Belt J A
Mol Pharmacol. 1983 Nov;24(3):479-84.
The characteristics of nucleoside transport were examined in L1210 murine leukemia cells and five other cultured neoplastic cells. The initial rates of uridine, adenosine, and thymidine transport in L1210 cells were only partially inhibited by 1 microM nitrobenzylthioinosine (NBMPR), a potent inhibitor of nucleoside transport in other cells. The IC50 for NBMPR inhibition of uridine transport was 5 nM, but 20% of the activity remained insensitive to concentrations as high as 3 microM. Uridine uptake in the presence of 1 microM NBMPR was saturable and was inhibited by other nucleosides, suggesting the participation of an NBMPR-insensitive transport mechanism. There appeared to be little difference in the specificity of NBMPR-sensitive and -insensitive transport for the physiological nucleosides. Uridine, adenosine, and thymidine were all substrates for both mechanisms, and the Km values for total and NBMPR-insensitive uridine transport were the same (250 microM). Furthermore, little difference was found in the ability of several other nucleosides to inhibit total or NBMPR-insensitive uridine transport. In both cases, adenosine was the most effective inhibitor while cytidine and deoxycytidine were the least effective. The two transport processes did, however, differ from each other in their sensitivity to p-mercuribenzenesulfonate (pMBS). NBMPR-insensitive uridine transport was inhibited by pMBS with an IC50 less than 25 microM, while the IC50 for NBMPR-sensitive transport was greater than 400 microM. Cloning of the parent L1210 cell line indicated that both NBMPR-sensitive and -insensitive transport occurred in the same cell. Both types of uridine transport activity were also observed in three other cell lines (RPMI 6410, L5178Y, and P388), while two lines, S49 and Walker 256, exhibited only NBMPR-sensitive and -insensitive transport, respectively.

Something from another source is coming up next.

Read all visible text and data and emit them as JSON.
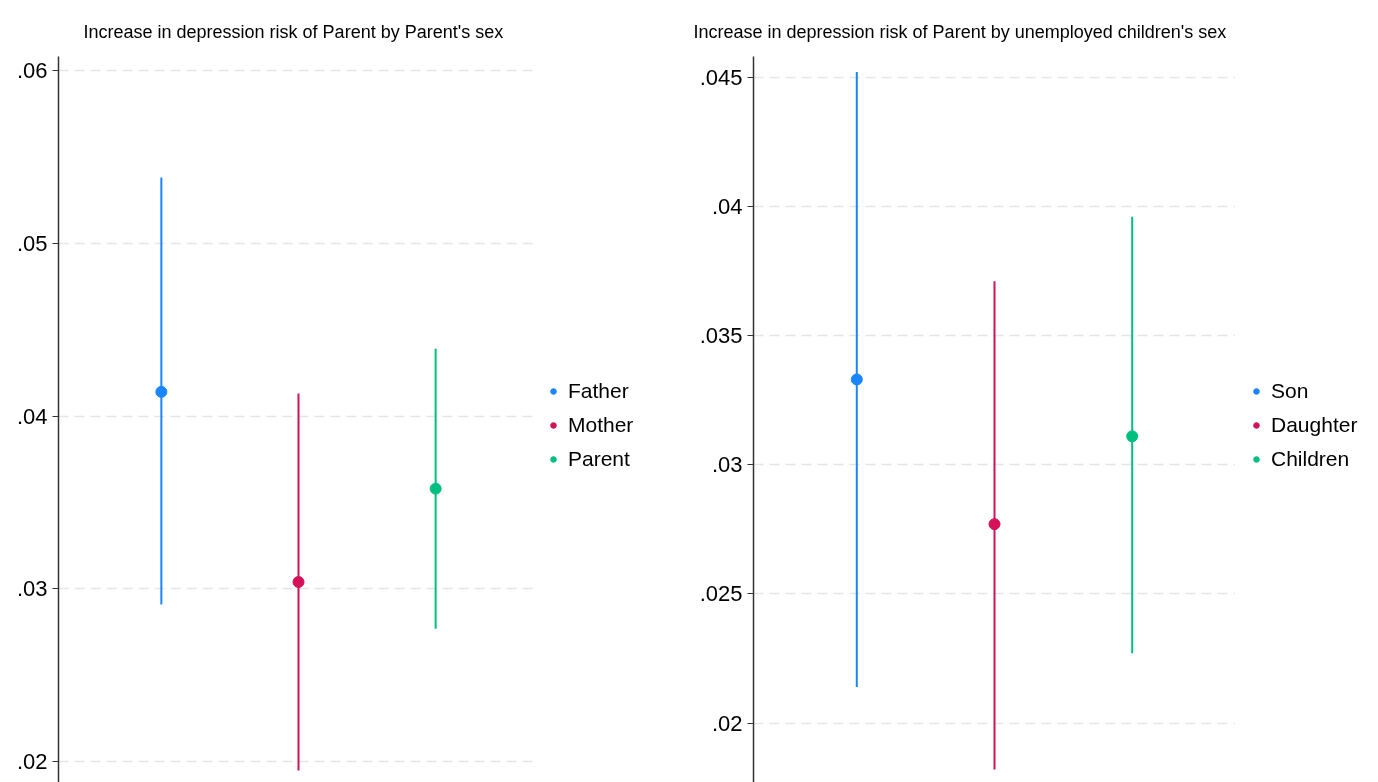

The level of NBMPR-insensitive transport was an important determinant in the ability of NBMPR to inhibit uridine uptake over prolonged periods (10 min), with as little as 20% NBMPR-insensitive transport sufficient to render uptake over 10 min virtually insensitive to NBMPR. The existence of these two types of nucleoside transport activity in mammalian cells may have important implications in the chemotherapeutic use of transport inhibitors in combination with cytotoxic nucleosides or with inhibitors of pyrimidine and purine biosynthesis.
在L1210小鼠白血病细胞和其他五种培养的肿瘤细胞中研究了核苷转运的特性。L1210细胞中尿苷、腺苷和胸苷的初始转运速率仅被1 microM的硝基苄硫肌苷(NBMPR)部分抑制,NBMPR是其他细胞中核苷转运的有效抑制剂。NBMPR抑制尿苷转运的IC50为5 nM,但高达3 microM的浓度仍有20%的活性不受影响。在1 microM NBMPR存在下尿苷的摄取是可饱和的,并被其他核苷抑制,这表明存在一种对NBMPR不敏感的转运机制。对于生理性核苷,NBMPR敏感和不敏感转运的特异性似乎没有太大差异。尿苷、腺苷和胸苷都是这两种机制的底物,总尿苷转运和对NBMPR不敏感的尿苷转运的Km值相同(250 microM)。此外,在几种其他核苷抑制总尿苷转运或对NBMPR不敏感的尿苷转运的能力方面,未发现明显差异。在这两种情况下,腺苷都是最有效的抑制剂,而胞苷和脱氧胞苷是最无效的。然而,这两种转运过程对对氯汞苯磺酸盐(pMBS)的敏感性不同。对NBMPR不敏感的尿苷转运被pMBS抑制,IC50小于25 microM,而对NBMPR敏感转运的IC50大于400 microM。亲代L1210细胞系的克隆表明,对NBMPR敏感和不敏感的转运都发生在同一细胞中。在其他三种细胞系(RPMI 6410、L5178Y和P388)中也观察到了两种类型的尿苷转运活性,而S49和Walker 256这两种细胞系分别仅表现出对NBMPR敏感和不敏感的转运。对NBMPR不敏感的转运水平是NBMPR在较长时间(10分钟)内抑制尿苷摄取能力的重要决定因素,低至20%的对NBMPR不敏感的转运就足以使10分钟内的摄取对NBMPR几乎不敏感。哺乳动物细胞中这两种类型的核苷转运活性的存在可能对将转运抑制剂与细胞毒性核苷或嘧啶和嘌呤生物合成抑制剂联合用于化疗具有重要意义。